寝台に机、戸棚にタンスとシンプルな部屋だ。

意外にも清貧な暮らしを送っているらしい。

ついでに好色さも捨てて生きれば良いものの。

そこが捨てられないから人間なのか。考え事をしていると話し掛けられる。

 

「よく来たのお。仕事は辛くないか?」

「はい司教様。先輩も優しくて問題ありません。」

「くくく、優しいか。まあ良い、そこの寝台に座れい。」

「はあ、分かりました。」

 

 寝台に腰掛け司教の方を見る。丁度自分を押し倒そうとしたので避けた。

寝台に倒れ込んだ司教を見下ろし、審問を開始する。実際のところ、するまでもないが。

 

「我は審問官のアリオス也。レンス司教に問う。
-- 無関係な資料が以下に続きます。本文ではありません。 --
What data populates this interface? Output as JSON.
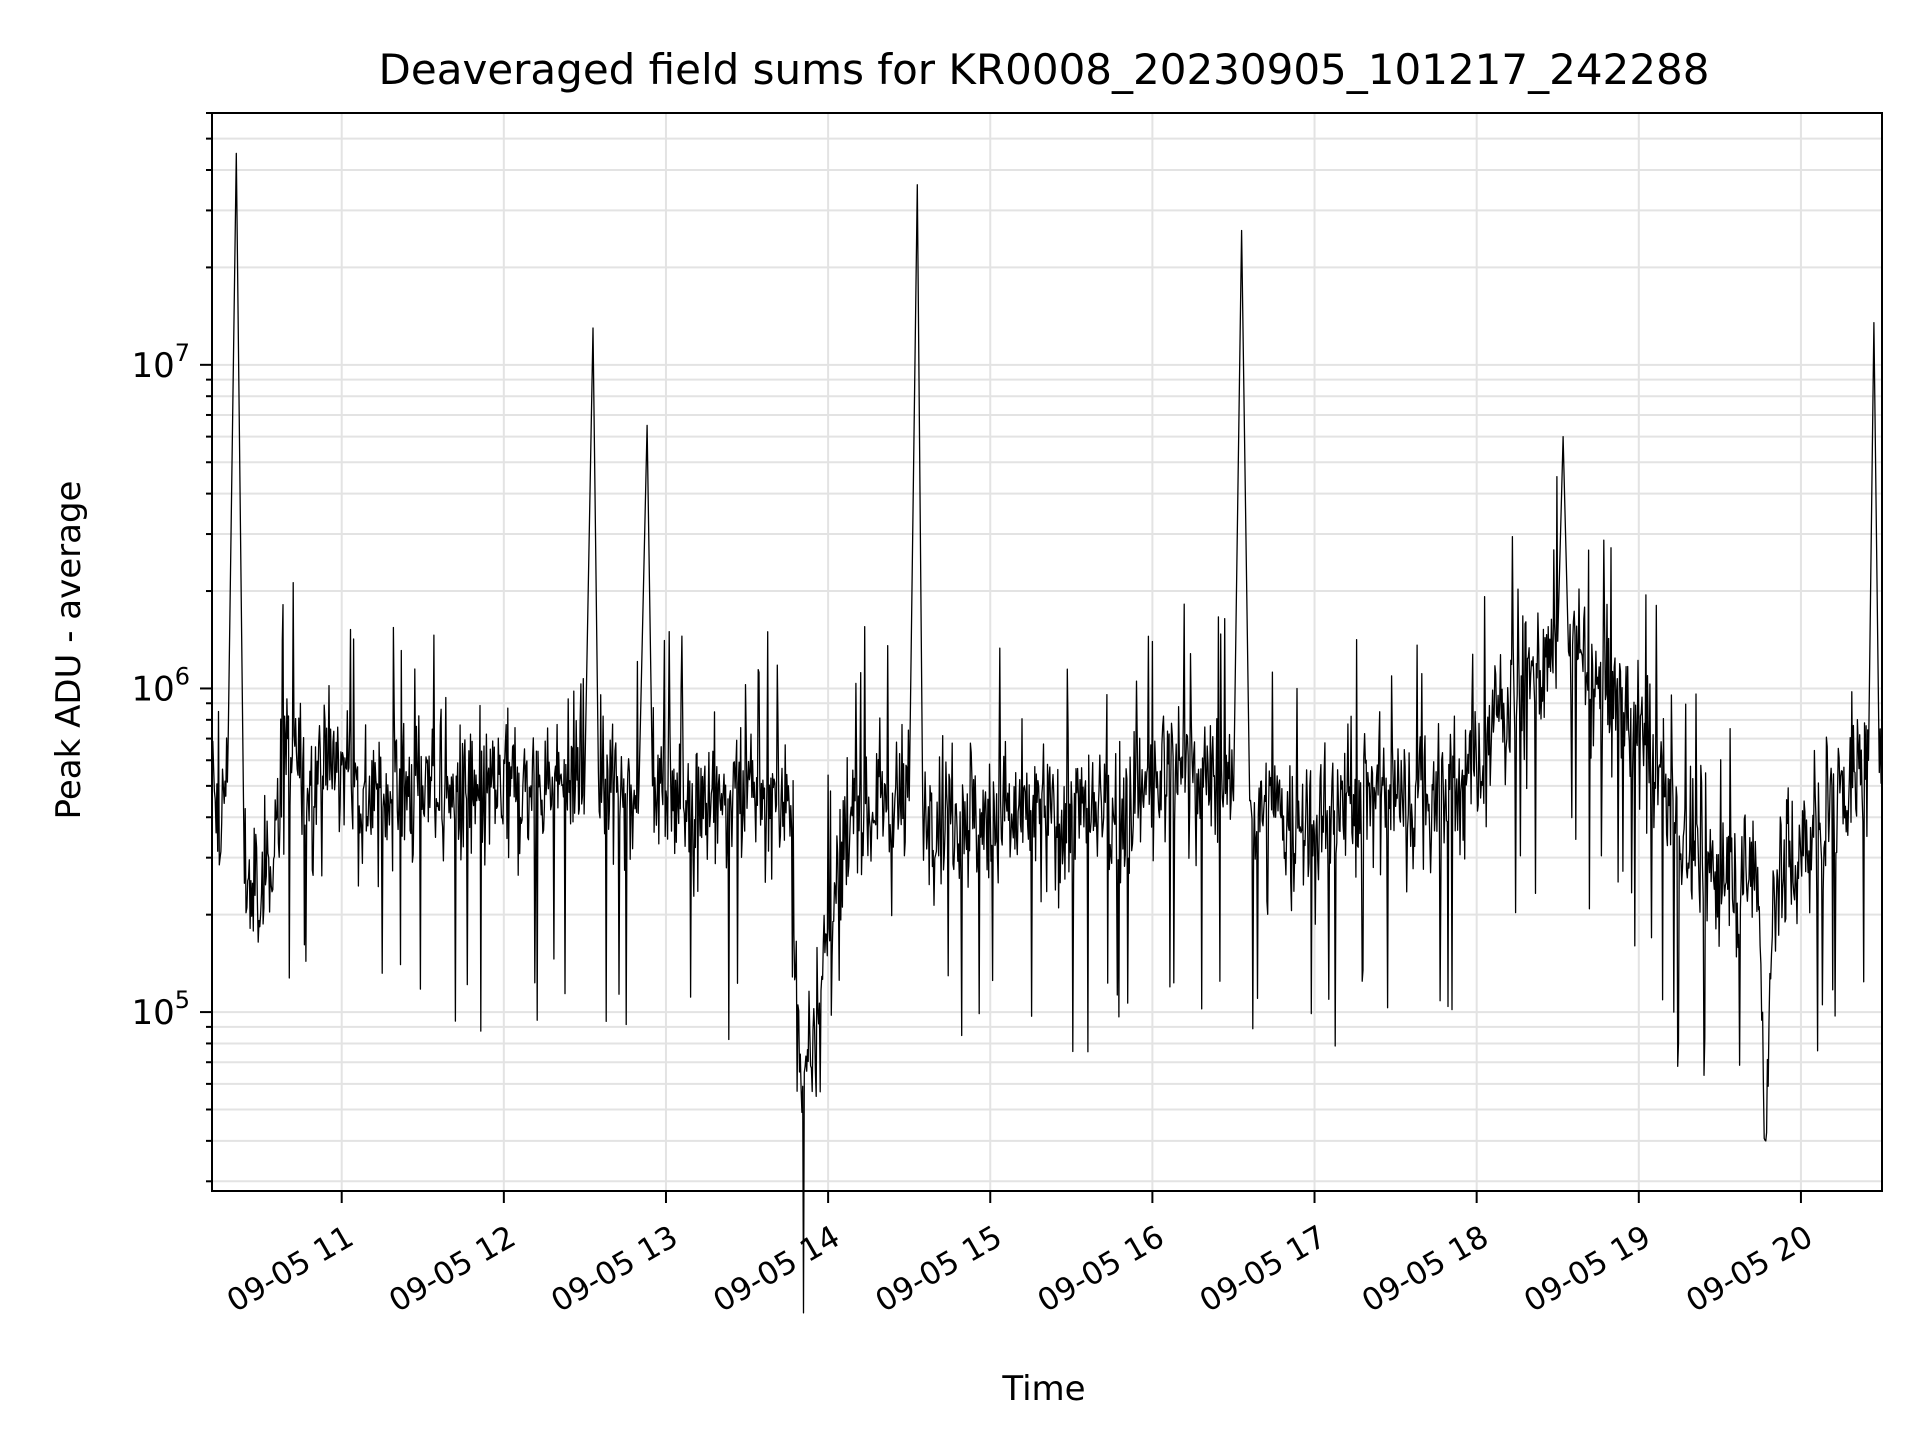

」

「し、審問官じゃと?!そんななぜワシが?!」

「汝、司教でありながら姦淫を行った。違いないか?」

「ち、違う……ワシはやっておらん!」

「それは神の識ること。ajwmjtj。」

「ひいいいいい!助けてくれえ!」

「─判決……神の槌により圧殺刑に処す。」

 

 アリオスが聖典の一節を唱え始めた時、乱入者が現れる。

部屋の前で待機していた司祭達だ。

顔は怒りに満ちていたが、やがて困惑の表情に変わった。

司祭の一人が口を開く。

 

「……君を助けようとしたのだが、余計だったかな?」

「はい。出来るならば入ってこないで頂きたかった。」

「見た者を生かす訳にはいかないということか……。」

「ええ、すみませんが暫くお待ちを。」

「ああ、只では殺されないように準備させてもらうよ。」

「な、何を言っておるのじゃ!助けろ!」

「死は救済。今からあなたを助けます。」

「やめ、やめ、やめ……。」

 

 不可視の槌が司教の体を押し潰した。

部屋には血が散乱し、同じ部屋にいた司祭二人も返り血を浴びている。

唯一アリオスだけが血を浴びずに佇んでいた。

司祭二人はそれを見て肝を冷やす。引き返す方法は既にない。

怪物に、この信仰心の怪物に勝たねば命は明日は来ない。

自然と剣を握る手にも力が入る。先に口を開いたのはアリオスだった。

 

「さて、心苦しいですが始めましょうか。」

「ああ、もう言葉はいらないだろう。」

「うむ、審問官と戦うは武門の誉れよ。」

 

 それは戦いと呼ぶには一方的過ぎた。

不可視の剣、槍、槌……あらゆる武器が司祭達の体を貫き、叩き、切り裂いた。

5分も経たずに司祭達は血の海に倒れ、命を落とした。

部屋に立つのは唯一人、審問官の少年。その頬は涙で濡れていた。

彼は審問官で在る前に一人の少年である。悲しい時は泣き、嬉しい時は笑う。

心のバランスは信仰心だけで保たれていた。